Carlos comes back and tries to get the van started to no avail, mashing valiantly on the fuel pump but still it won’t catch. He grabs another 2.5L water bottle and heads back to the station while we clients just look at each other and shrug our shoulders in a, “well, what can we do?” helpless look. Then go back to more rock throwing.
Finally, after another 5L of fuel is poured in and much smoke belching, the van springs to life and shuttles us home without incident. On the way back Aaron gives us a lot of insight into Peruvian life; what it’s like to grow up in a country where the leadership is constantly changing, where theft is experienced simply for the power felt in taking things from people, where walking in the wrong part of town really is a problem and can get you killed and where everyone seems to have at least four or five lines of income because you never know what’s going to happen the next time there is an election.

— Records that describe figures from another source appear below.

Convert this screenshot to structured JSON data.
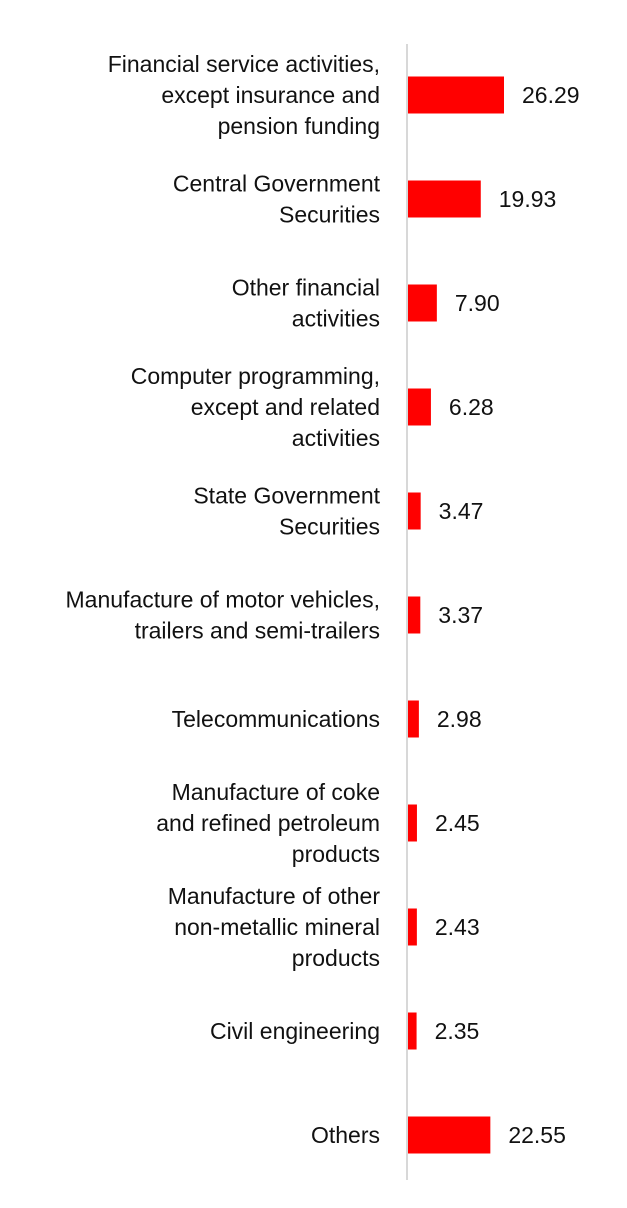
{
  "chart_data": {
    "type": "bar",
    "orientation": "horizontal",
    "categories": [
      [
        "Financial service activities,",
        "except insurance and",
        "pension funding"
      ],
      [
        "Central Government",
        "Securities"
      ],
      [
        "Other financial",
        "activities"
      ],
      [
        "Computer programming,",
        "except and related",
        "activities"
      ],
      [
        "State Government",
        "Securities"
      ],
      [
        "Manufacture of motor vehicles,",
        "trailers and semi-trailers"
      ],
      [
        "Telecommunications"
      ],
      [
        "Manufacture of coke",
        "and refined petroleum",
        "products"
      ],
      [
        "Manufacture of other",
        "non-metallic mineral",
        "products"
      ],
      [
        "Civil engineering"
      ],
      [
        "Others"
      ]
    ],
    "values": [
      26.29,
      19.93,
      7.9,
      6.28,
      3.47,
      3.37,
      2.98,
      2.45,
      2.43,
      2.35,
      22.55
    ],
    "value_labels": [
      "26.29",
      "19.93",
      "7.90",
      "6.28",
      "3.47",
      "3.37",
      "2.98",
      "2.45",
      "2.43",
      "2.35",
      "22.55"
    ],
    "xlim": [
      0,
      26.29
    ],
    "bar_color": "#ff0000",
    "axis_color": "#cccccc",
    "grid": false,
    "legend": "none"
  }
}
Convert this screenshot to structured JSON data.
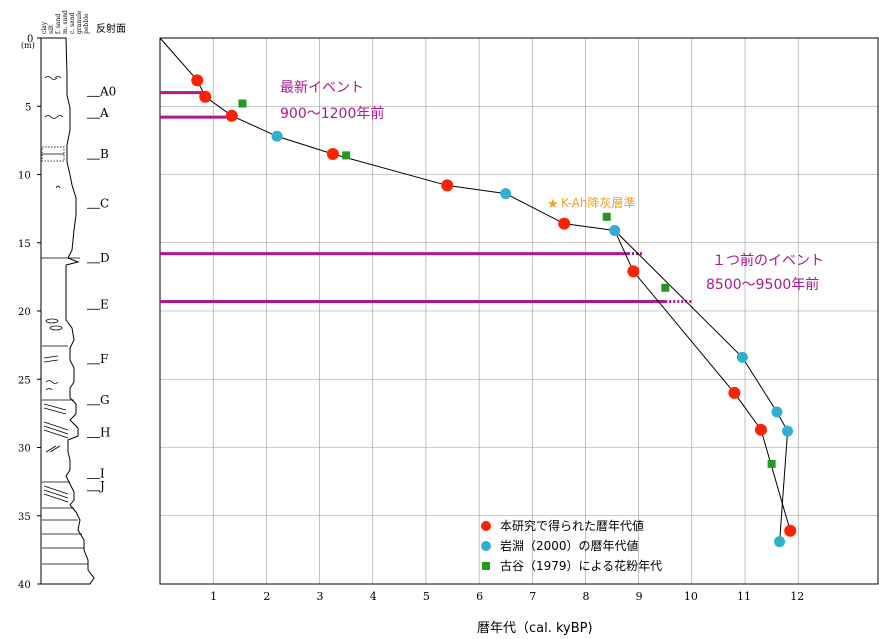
{
  "column": {
    "unit_label": "(m)",
    "grain_labels": [
      "clay",
      "silt",
      "f. sand",
      "m. sand",
      "c. sand",
      "granule",
      "pebble"
    ],
    "reflector_title": "反射面",
    "depth_ticks": [
      0,
      5,
      10,
      15,
      20,
      25,
      30,
      35,
      40
    ],
    "reflectors": [
      {
        "label": "A0",
        "depth": 4.2
      },
      {
        "label": "A",
        "depth": 5.8
      },
      {
        "label": "B",
        "depth": 8.8
      },
      {
        "label": "C",
        "depth": 12.4
      },
      {
        "label": "D",
        "depth": 16.4
      },
      {
        "label": "E",
        "depth": 19.8
      },
      {
        "label": "F",
        "depth": 23.8
      },
      {
        "label": "G",
        "depth": 26.8
      },
      {
        "label": "H",
        "depth": 29.2
      },
      {
        "label": "I",
        "depth": 32.2
      },
      {
        "label": "J",
        "depth": 33.1
      }
    ]
  },
  "chart_data": {
    "type": "scatter",
    "xlabel": "暦年代（cal. kyBP)",
    "ylabel": "",
    "xlim": [
      0,
      13.5
    ],
    "ylim": [
      0,
      40
    ],
    "y_inverted": true,
    "x_ticks": [
      1,
      2,
      3,
      4,
      5,
      6,
      7,
      8,
      9,
      10,
      11,
      12
    ],
    "grid": true,
    "legend_position": "bottom-right",
    "series": [
      {
        "name": "本研究で得られた暦年代値",
        "marker": "circle",
        "color": "#ff2200",
        "points": [
          [
            0.7,
            3.1
          ],
          [
            0.85,
            4.3
          ],
          [
            1.35,
            5.7
          ],
          [
            3.25,
            8.5
          ],
          [
            5.4,
            10.8
          ],
          [
            7.6,
            13.6
          ],
          [
            8.9,
            17.1
          ],
          [
            10.8,
            26.0
          ],
          [
            11.3,
            28.7
          ],
          [
            11.85,
            36.1
          ]
        ]
      },
      {
        "name": "岩淵（2000）の暦年代値",
        "marker": "circle",
        "color": "#2fb0d0",
        "points": [
          [
            2.2,
            7.2
          ],
          [
            6.5,
            11.4
          ],
          [
            8.55,
            14.1
          ],
          [
            10.95,
            23.4
          ],
          [
            11.6,
            27.4
          ],
          [
            11.8,
            28.8
          ],
          [
            11.65,
            36.9
          ]
        ]
      },
      {
        "name": "古谷（1979）による花粉年代",
        "marker": "square",
        "color": "#229922",
        "points": [
          [
            1.55,
            4.8
          ],
          [
            3.5,
            8.6
          ],
          [
            8.4,
            13.1
          ],
          [
            9.5,
            18.3
          ],
          [
            11.5,
            31.2
          ]
        ]
      }
    ],
    "curve_upper": [
      [
        0,
        0
      ],
      [
        0.7,
        3.1
      ],
      [
        0.85,
        4.3
      ],
      [
        1.35,
        5.7
      ],
      [
        2.2,
        7.2
      ],
      [
        3.25,
        8.5
      ],
      [
        5.4,
        10.8
      ],
      [
        6.5,
        11.4
      ],
      [
        7.6,
        13.6
      ],
      [
        8.55,
        14.1
      ]
    ],
    "curve_branch_a": [
      [
        8.55,
        14.1
      ],
      [
        8.9,
        17.1
      ],
      [
        10.8,
        26.0
      ],
      [
        11.3,
        28.7
      ],
      [
        11.85,
        36.1
      ]
    ],
    "curve_branch_b": [
      [
        8.55,
        14.1
      ],
      [
        10.95,
        23.4
      ],
      [
        11.6,
        27.4
      ],
      [
        11.8,
        28.8
      ],
      [
        11.65,
        36.9
      ]
    ],
    "event_lines": [
      {
        "depth": 4.0,
        "x_end": 0.85
      },
      {
        "depth": 5.8,
        "x_end": 1.35
      },
      {
        "depth": 15.8,
        "x_end": 8.8,
        "dotted_to": 9.1
      },
      {
        "depth": 19.3,
        "x_end": 9.5,
        "dotted_to": 10.0
      }
    ],
    "annotations": [
      {
        "id": "latest",
        "title": "最新イベント",
        "range": "900～1200年前",
        "color": "#aa1a8f"
      },
      {
        "id": "previous",
        "title": "１つ前のイベント",
        "range": "8500～9500年前",
        "color": "#aa1a8f"
      },
      {
        "id": "kah",
        "text": "K-Ah降灰層準",
        "color": "#f0a020"
      }
    ]
  }
}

I finish my evening by heading to Cicciolina’s, a great restaurant suggested to me by Hector at Inkaterra. My table is on a slight balcony over an alley way and the cool mountain air mixed with heat and garlic aromas coming off the nearby grill is an intoxicating mix. Or maybe it’s the wine. And the food! My heart wept when I finished the onion soup which went perfectly with the Malbec I had selected. The trout had tons of flavor, so much that I can’t describe. A smooth, buttery cream sauce mixed with caramelized onions and fresh chives. See? I can’t really describe it other than I’d love a swimming pool full of it to splash around in. Oh man, it’s was dee-lish-us.
And now, for the plagiarized desert description: A white chocolate mousse mounted on a soft Whiskey drenched brownie, drizzled with our warm butterscotch sauce and served with little mint jellies.